Human OPN-derived peptide SV prevents BPD model through interacting with KIF5B to repair mitochondrial damage and inhibit apoptosis.
Ru Yan, Honglian Zhang, Pan Zhang, Mingyue Lv, Yuhan Pu, Lihui Yu, Weilai Jin, Le Zhang, Yahui Zhou
Abstract
Open AccessBioactive components in breast milk offer a new therapeutic strategy for bronchopulmonary dysplasia (BPD). While osteopontin (OPN) is supplemented in formula to promote neonatal growth, the therapeutic role of its derived peptide, SVVYGLR (SV), in BPD remains unexplored. This study aimed to elucidate SV's therapeutic mechanisms in BPD. The results revealed that SV significantly enhances cell viability, inhibits hyperoxia/LPS-induced apoptosis, and repairs alveolar epithelial injury. Molecularly, SV restores mitochondrial integrity, upregulates the anti-apoptotic protein BCL-2, and downregulates the pro-apoptotic protein Bax.

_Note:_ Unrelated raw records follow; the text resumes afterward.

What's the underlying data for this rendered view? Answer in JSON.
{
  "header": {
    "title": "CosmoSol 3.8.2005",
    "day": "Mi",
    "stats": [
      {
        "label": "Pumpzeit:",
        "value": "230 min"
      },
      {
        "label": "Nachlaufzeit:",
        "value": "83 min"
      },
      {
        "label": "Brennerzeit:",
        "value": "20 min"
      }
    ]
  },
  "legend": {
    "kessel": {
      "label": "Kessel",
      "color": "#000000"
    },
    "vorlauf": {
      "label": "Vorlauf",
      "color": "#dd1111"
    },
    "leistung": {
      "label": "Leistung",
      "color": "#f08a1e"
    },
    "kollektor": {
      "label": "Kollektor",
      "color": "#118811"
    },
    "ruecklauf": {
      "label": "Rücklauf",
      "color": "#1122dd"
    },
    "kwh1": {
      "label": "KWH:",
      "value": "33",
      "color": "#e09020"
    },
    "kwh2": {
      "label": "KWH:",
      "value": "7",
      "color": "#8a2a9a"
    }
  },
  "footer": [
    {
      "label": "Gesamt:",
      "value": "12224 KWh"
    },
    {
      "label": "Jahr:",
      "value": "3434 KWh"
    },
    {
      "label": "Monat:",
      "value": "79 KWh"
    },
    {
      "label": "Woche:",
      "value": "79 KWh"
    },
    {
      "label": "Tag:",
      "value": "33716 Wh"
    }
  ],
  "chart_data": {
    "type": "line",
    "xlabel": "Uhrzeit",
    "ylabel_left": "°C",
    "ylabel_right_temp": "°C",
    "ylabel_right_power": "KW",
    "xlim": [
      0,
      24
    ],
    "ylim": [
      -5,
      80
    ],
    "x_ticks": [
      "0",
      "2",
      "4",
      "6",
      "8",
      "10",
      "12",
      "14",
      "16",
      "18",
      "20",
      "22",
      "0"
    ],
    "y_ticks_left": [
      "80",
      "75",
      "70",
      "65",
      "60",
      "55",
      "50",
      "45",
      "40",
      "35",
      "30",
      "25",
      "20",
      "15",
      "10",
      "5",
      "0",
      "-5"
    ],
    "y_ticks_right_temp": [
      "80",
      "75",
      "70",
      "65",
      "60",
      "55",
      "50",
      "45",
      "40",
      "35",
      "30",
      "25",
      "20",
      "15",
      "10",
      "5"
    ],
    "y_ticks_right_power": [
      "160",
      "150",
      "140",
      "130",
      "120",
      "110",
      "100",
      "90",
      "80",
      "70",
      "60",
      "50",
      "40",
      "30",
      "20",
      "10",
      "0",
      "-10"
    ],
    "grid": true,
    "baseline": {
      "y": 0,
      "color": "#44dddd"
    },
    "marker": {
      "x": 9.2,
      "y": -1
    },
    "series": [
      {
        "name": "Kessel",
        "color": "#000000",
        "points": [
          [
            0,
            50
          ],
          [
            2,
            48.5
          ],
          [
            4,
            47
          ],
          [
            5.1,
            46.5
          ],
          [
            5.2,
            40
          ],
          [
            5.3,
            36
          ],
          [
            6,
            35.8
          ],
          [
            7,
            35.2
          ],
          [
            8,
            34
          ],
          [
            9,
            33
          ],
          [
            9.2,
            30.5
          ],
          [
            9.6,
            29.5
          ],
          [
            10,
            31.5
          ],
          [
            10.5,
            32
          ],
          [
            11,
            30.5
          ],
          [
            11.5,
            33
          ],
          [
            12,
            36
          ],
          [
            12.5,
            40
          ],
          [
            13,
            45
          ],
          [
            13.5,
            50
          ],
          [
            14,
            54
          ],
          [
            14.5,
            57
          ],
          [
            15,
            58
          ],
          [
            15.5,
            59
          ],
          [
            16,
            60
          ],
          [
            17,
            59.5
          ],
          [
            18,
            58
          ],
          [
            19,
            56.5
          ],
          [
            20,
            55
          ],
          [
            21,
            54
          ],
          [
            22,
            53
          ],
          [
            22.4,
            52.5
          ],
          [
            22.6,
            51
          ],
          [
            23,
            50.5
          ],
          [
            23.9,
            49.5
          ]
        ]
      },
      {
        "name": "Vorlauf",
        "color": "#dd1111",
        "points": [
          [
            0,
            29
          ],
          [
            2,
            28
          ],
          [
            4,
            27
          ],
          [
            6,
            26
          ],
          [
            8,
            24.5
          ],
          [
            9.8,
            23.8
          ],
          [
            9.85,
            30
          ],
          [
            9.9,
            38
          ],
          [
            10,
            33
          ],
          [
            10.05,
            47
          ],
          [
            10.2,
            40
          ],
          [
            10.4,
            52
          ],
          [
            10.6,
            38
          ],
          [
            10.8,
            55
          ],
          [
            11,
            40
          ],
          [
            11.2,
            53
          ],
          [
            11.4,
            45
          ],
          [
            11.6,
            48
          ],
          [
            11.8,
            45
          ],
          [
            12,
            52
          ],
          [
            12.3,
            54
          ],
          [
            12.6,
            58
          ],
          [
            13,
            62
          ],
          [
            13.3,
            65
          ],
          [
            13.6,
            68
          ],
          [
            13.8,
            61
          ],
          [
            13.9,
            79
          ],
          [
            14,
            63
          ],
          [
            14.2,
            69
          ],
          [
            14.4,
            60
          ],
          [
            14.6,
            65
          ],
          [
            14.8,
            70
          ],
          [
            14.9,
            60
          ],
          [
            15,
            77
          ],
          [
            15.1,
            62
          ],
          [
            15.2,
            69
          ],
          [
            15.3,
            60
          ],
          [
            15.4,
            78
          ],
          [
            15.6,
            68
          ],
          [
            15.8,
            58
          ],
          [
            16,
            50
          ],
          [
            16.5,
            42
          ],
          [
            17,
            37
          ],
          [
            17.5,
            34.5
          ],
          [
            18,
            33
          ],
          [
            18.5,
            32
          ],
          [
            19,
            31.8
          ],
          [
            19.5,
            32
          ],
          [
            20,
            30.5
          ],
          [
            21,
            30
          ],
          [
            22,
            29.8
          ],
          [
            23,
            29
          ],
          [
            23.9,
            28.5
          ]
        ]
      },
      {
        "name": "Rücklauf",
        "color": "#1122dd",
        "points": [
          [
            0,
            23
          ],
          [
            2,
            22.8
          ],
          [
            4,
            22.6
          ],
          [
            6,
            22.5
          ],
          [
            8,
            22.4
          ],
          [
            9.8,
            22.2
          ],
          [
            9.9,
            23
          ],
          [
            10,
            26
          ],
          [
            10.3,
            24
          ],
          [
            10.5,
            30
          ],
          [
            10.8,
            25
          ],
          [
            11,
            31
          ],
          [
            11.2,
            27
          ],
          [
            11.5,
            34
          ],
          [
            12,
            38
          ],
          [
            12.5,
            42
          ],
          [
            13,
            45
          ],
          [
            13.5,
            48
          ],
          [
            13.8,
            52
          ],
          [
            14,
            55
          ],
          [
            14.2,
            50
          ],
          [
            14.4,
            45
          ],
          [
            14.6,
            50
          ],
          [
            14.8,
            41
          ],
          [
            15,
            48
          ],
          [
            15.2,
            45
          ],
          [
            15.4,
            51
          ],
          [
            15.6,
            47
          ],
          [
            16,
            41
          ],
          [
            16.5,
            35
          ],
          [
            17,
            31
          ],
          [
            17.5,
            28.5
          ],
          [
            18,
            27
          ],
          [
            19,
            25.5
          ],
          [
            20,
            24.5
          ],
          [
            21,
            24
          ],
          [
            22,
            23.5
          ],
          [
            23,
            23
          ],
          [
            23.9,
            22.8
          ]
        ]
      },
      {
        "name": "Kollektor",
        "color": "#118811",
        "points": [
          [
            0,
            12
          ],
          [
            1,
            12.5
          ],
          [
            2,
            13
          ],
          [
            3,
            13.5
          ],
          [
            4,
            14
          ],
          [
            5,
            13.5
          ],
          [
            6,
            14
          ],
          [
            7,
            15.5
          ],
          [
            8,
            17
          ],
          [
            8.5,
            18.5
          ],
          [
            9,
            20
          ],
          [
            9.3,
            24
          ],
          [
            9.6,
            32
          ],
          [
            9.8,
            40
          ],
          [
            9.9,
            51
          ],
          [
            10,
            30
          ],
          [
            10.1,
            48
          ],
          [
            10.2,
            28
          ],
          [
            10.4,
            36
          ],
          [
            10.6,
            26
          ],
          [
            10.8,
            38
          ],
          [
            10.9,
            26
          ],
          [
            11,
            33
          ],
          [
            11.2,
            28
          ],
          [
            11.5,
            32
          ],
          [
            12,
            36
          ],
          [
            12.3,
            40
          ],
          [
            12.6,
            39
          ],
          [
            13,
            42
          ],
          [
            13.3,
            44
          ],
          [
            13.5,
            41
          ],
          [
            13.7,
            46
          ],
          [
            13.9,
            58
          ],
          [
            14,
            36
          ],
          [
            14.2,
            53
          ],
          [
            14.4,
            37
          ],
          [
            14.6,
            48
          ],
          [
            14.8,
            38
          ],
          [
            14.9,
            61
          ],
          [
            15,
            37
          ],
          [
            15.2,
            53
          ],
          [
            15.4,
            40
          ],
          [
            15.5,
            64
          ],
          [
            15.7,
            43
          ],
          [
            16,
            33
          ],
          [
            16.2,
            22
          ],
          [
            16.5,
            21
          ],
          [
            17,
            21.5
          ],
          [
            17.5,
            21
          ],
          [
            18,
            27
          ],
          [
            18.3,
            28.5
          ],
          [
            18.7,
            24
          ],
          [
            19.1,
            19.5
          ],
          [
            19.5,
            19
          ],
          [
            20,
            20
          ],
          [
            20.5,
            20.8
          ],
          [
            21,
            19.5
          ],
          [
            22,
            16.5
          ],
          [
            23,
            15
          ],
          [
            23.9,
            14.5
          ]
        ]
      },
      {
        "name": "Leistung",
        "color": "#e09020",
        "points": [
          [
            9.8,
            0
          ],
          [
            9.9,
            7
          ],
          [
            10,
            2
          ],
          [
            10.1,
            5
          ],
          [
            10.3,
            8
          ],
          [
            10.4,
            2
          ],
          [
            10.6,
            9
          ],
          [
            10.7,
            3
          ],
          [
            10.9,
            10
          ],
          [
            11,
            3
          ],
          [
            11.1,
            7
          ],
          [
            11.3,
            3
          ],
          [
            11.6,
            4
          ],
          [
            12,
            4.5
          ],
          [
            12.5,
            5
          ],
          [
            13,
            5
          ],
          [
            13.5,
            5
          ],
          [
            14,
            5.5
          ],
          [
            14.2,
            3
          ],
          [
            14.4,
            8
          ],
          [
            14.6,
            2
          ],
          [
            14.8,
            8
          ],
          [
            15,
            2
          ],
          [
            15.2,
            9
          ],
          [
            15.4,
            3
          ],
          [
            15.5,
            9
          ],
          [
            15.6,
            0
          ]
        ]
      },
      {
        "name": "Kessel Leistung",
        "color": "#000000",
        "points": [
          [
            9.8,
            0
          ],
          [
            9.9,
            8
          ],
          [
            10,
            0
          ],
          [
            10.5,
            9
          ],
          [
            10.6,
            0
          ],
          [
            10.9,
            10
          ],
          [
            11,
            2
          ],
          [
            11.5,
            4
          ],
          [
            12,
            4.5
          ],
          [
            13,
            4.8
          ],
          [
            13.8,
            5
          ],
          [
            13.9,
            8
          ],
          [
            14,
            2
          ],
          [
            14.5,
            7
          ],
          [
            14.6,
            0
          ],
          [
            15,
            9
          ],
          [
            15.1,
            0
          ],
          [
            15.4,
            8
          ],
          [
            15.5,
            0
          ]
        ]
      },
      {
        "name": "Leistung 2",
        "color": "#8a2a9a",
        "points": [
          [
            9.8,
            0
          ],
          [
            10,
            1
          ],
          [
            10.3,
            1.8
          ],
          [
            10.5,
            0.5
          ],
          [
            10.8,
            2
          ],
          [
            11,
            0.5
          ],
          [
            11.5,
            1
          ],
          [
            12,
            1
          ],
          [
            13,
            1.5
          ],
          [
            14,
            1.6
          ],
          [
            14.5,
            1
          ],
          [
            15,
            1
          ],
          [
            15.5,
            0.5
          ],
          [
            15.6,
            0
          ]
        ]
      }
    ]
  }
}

In vivo experiments showed SV reduced hyperoxia/LPS-triggered BPD-like injury, evidenced by neonatal mice gaining weight, improved lung histology, and increased alveolar counts and septal thickness. Preliminary mechanistic studies revealed that SV interacts with KIF5B and enhances its binding to mitochondria. In conclusion, SV improves BPD by repairing mitochondrial damage and inhibiting apoptosis via KIF5B interaction. This study identified new potential targets and therapeutic strategies for BPD management.